On Fri, 7 Jun 2002, Peschko, Edward wrote:
: Let me get this straight. the grammar of Perl is reprogrammable,
: and expressed in perl6. And a script is parsed using this grammar,
: on the fly, hence portions of scripts could have different grammars
: than other parts.

Where have you been for the last two years?  This is not news.

: So exactly how is this going to be fast? I'm assuming that perl
: gets its speed in parsing its own code by having the parser/lexer
: code written in C and compiled to machine code form - as I see it,
: there would be a lot of overhead in running any modifiable on-the-fly
: parser - wouldn't the parser itself have to be recompiled each time
: the script was being parsed, before any compilation pass was made?
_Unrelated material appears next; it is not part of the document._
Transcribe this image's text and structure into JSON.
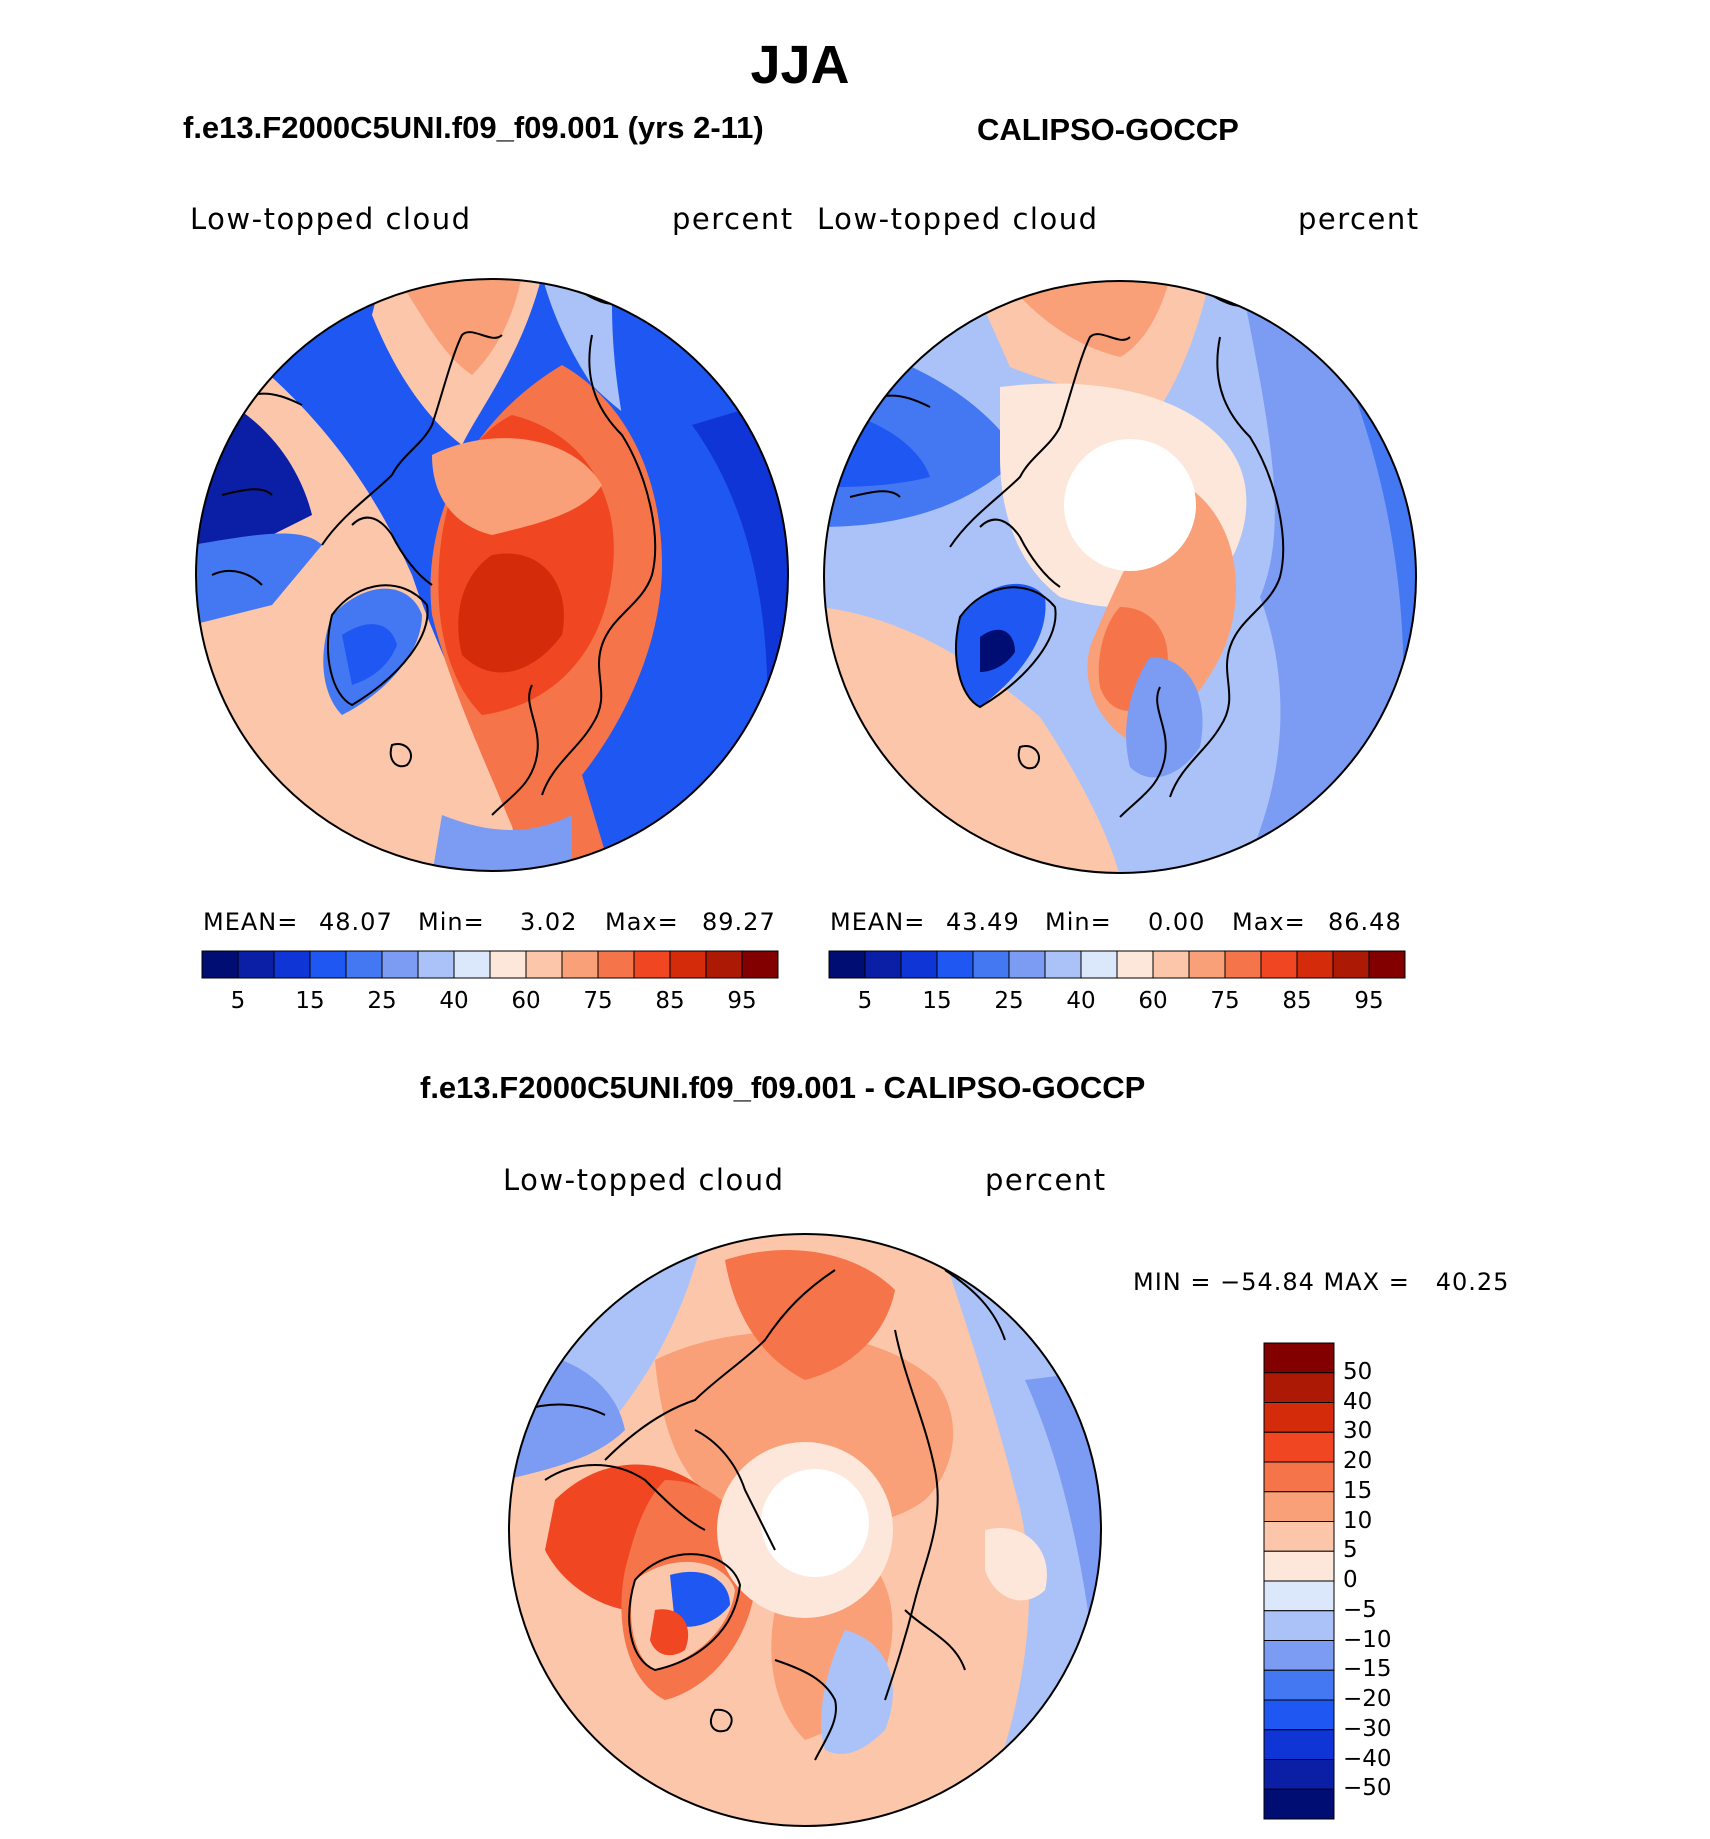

No, the standard parser will be distributed as Parrot machine code.
This is a conventional language bootstrap on an unconventional machine.

: And if the syntax of the regex engine *itself* was being modified,
: wouldn't there have to be a 'source' regex engine that was used to
: parse the modified regex engine, bootstrap itself, and which then
: would be used to compile perl?

No, you're confusing the run-time engine with the parser.  The regex
engine is Parrot itself, which is written in C.  There is no separate
regex engine.

: And what's the deal with this caller(MY).parser stuff? 

That indicates in the abstract that we're switching parsers for
the rest of the caller's lexical scope.  Don't take the particular
notation too seriously.  But it's fundamental to Perl 6 that
the "mumble" of

    mumble { ... }

is allowed to have control of how the ... is parsed.

: Oh boy now I've gone and done it. *My* head's exploded.

If your head has exploded, you should avoid sausage factories.